I examined her face for the smallest sign that she was bullshitting me. There wasn’t even a hint of a laugh, of bluster, or even a tell that she was lying. The little human girl was serious—so serious that she was willing to hand over a million dollars to me, a total stranger.
Where the hell is she getting that kind of money, I had to wonder. And what the hell is a super-rich girl and her sister doing in a sex-fueled Fae night club, anyway?
I glanced over at Mikah, who watched our exchange with raised eyebrows. He’d probably lost his count again.
I smirked. “Alright, buddy. Looks like I’ve got myself a proper job now.”
Tabitha held out her hand, a grim smile on her face. “So, we have a deal?”
I took her hand in mine. It was so small and delicate compared to my own callused one, and I took extra care to be gentle as we shook on our terms. Didn’t want to break my new client. “It’s a deal.”
I was going to need something after this Xavier nonsense was over.
Mikah straightened suddenly, his ear no longer glued to the door. “Now’s our chance. If we want to get back in that club, we need to move.”
Tabitha looked down at herself. “Do you think I’ll be recognized?”
I slipped out of my leather jacket and offered it to her.
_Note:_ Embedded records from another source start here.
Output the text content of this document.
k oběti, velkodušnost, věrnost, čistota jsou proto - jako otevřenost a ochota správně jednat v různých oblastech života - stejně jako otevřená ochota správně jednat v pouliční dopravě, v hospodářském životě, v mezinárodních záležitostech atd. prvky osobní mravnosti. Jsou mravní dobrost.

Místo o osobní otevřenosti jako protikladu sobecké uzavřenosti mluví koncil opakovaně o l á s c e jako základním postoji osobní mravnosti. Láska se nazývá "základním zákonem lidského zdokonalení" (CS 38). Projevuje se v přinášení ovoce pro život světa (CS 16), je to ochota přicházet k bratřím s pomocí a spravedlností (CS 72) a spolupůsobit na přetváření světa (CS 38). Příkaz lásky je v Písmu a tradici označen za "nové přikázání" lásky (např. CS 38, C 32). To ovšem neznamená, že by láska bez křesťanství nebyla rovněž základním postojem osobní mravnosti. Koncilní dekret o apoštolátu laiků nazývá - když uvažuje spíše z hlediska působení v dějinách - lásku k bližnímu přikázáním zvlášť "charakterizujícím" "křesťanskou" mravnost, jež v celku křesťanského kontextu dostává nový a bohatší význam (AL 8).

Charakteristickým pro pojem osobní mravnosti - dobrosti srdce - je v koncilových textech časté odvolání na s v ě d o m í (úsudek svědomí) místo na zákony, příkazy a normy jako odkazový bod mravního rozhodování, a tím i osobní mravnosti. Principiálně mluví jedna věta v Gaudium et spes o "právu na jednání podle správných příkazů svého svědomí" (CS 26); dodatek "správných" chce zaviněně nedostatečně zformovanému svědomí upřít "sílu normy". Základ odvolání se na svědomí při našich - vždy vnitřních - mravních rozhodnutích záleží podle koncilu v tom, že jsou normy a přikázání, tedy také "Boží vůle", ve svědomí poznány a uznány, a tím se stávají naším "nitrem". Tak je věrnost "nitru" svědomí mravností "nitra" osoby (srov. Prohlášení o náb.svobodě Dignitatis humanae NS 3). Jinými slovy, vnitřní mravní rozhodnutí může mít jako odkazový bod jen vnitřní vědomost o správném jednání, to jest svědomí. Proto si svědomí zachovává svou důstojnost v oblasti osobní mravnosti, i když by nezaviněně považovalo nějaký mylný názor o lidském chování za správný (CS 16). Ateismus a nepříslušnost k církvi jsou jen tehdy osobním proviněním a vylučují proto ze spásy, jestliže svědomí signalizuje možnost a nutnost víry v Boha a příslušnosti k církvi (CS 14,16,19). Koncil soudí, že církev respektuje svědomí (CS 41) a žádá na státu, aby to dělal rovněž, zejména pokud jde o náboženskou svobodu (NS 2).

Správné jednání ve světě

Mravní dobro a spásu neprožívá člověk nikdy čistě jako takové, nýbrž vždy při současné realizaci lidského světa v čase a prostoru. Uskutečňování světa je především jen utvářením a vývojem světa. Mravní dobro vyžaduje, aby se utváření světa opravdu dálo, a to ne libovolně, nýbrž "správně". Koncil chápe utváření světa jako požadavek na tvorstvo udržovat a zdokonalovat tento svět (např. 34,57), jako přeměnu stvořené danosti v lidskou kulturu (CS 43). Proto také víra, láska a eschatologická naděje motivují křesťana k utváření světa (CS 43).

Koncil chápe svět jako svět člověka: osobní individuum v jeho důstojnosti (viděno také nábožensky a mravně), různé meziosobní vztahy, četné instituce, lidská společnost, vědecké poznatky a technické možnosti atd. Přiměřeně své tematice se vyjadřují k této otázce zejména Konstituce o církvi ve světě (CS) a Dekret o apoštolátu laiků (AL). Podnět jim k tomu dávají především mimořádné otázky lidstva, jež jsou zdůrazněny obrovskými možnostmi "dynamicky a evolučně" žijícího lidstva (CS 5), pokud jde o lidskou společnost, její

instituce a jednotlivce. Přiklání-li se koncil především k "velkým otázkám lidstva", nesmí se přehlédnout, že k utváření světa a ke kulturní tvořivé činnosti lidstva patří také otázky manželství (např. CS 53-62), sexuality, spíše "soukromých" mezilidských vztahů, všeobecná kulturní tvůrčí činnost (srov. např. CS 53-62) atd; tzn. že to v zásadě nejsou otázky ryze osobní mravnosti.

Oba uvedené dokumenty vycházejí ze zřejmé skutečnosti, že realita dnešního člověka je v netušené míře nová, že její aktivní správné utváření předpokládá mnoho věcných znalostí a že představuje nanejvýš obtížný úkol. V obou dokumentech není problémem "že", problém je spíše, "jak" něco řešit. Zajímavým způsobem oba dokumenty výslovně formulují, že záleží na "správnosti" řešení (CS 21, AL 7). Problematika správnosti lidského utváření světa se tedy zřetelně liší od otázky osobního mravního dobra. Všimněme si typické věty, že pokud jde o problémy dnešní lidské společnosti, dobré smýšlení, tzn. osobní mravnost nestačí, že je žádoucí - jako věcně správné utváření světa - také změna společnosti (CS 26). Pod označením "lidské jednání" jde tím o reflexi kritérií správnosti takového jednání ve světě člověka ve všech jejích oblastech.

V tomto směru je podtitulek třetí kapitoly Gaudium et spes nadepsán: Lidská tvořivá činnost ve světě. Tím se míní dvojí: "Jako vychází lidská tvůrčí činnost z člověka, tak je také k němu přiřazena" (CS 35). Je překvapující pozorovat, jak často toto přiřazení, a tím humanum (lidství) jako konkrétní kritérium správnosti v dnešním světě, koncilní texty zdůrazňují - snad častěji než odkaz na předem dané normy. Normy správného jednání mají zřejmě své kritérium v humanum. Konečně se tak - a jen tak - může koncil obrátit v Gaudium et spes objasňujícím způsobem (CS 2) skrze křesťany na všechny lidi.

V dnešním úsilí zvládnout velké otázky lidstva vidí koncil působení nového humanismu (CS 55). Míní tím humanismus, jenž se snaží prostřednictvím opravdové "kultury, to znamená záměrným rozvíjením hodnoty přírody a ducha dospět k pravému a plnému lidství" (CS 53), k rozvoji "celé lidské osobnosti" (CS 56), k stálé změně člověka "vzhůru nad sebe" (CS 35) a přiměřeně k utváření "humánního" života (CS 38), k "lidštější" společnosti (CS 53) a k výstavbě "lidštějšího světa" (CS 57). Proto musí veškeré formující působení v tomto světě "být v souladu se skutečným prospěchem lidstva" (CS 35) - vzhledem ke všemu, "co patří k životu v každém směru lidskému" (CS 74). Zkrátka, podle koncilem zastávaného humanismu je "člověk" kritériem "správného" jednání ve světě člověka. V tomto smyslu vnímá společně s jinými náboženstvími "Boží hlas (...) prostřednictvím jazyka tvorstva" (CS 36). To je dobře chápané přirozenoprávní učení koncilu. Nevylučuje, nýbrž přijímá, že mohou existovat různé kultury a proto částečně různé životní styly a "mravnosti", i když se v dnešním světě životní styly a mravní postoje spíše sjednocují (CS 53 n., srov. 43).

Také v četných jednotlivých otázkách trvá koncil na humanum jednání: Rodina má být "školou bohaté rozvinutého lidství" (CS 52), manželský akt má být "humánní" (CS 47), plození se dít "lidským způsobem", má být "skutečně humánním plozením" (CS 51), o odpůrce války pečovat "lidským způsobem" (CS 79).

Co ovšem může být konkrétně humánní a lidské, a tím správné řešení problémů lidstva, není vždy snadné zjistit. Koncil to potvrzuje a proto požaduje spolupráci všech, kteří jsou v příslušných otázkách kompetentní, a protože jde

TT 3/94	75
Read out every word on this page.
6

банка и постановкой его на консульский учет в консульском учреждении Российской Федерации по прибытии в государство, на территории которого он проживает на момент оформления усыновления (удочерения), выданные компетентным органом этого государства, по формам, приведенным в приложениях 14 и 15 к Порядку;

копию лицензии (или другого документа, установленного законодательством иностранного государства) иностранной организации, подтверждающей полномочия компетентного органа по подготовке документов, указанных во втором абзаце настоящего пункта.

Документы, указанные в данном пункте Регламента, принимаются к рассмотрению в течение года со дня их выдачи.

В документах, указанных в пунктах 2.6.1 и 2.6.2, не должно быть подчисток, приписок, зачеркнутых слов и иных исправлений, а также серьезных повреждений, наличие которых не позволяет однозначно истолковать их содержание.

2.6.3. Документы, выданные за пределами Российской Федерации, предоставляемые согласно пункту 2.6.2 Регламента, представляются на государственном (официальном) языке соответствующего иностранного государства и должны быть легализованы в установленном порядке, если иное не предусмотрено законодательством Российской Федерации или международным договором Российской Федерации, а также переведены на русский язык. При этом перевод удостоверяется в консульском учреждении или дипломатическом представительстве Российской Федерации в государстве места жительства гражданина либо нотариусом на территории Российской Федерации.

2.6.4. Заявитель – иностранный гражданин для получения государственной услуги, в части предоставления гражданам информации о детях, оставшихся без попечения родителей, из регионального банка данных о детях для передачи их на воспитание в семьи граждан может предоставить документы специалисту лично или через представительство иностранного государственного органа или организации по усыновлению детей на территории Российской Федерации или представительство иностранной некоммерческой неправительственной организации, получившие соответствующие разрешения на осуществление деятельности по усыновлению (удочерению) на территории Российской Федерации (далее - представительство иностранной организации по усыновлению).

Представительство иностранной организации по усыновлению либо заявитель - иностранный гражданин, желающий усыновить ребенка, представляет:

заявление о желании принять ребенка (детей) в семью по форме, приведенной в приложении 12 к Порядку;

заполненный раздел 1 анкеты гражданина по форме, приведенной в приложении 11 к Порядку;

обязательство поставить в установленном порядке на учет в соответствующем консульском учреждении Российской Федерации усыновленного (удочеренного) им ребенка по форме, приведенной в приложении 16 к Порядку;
Normally, I wasn’t in the habit of offering my jacket up to damsels in distress, but now that this one came attached to a million dollar paycheck, I was happy to check every box on the chivalry list.
The bottom of my jacket reached the middle of her thighs, and the sleeves trailed down well past her fingertips. She could have wrapped it around herself like a leather bathrobe. “How do I look?” she asked.
The jacket wasn’t the most stylish disguise ever, but considering that I’d danced and sweated in the thing earlier, it had to be covered in my scent—and would hopefully mask her own human scent. Between the jacket and Mikah and I keeping her close, maybe we had a chance—a slim one—of getting her through the club unnoticed. “Like a leathery, human-filled Hot Pocket.”
She frowned and muttered to herself. “Why did I even ask?”
Why, indeed.
We managed to pass through the door—no guards—and close the door behind us. As we snuck out on the floor, Tabitha sandwiched between us like last time. She rolled up the sleeves of my jacket to free her hands. “Are all vampires and werewolves, or whatever you are, this huge?”
“Stroke my ego, will you?” I smirked, puffing out my chest. I’d been wearing a tight white T-shirt beneath my jacket, and now that I’d given the jacket up to Tabitha, the whole world got to marvel at my body. I could wear the shit out of a T-shirt—I knew it, and I wasn’t too shy to admit it. And…judging by the way Mikah was staring at my chest, he seemed to agree.
“Hey, I’m up here.” I grinned as his face colored. “Xavier and the others are due to arrive any minute. You can undress me with your freaky vampire vision later.”
Mikah shook his head. “That’s not how it works—” he stopped abruptly and then sniffed the air. That frustrated expression he wore almost constantly—at least when I was around—evaporated and was replaced by something that looked a whole lot like worry. Shit. What now?
“What’s wrong with you?” I asked. “Why do you keep doing that?”
“I don’t know.” He shrugged, his eyes scanning the room, seemingly wanting to look anywhere but at my face.
I caught his arm. “I’m serious. What’s wrong?”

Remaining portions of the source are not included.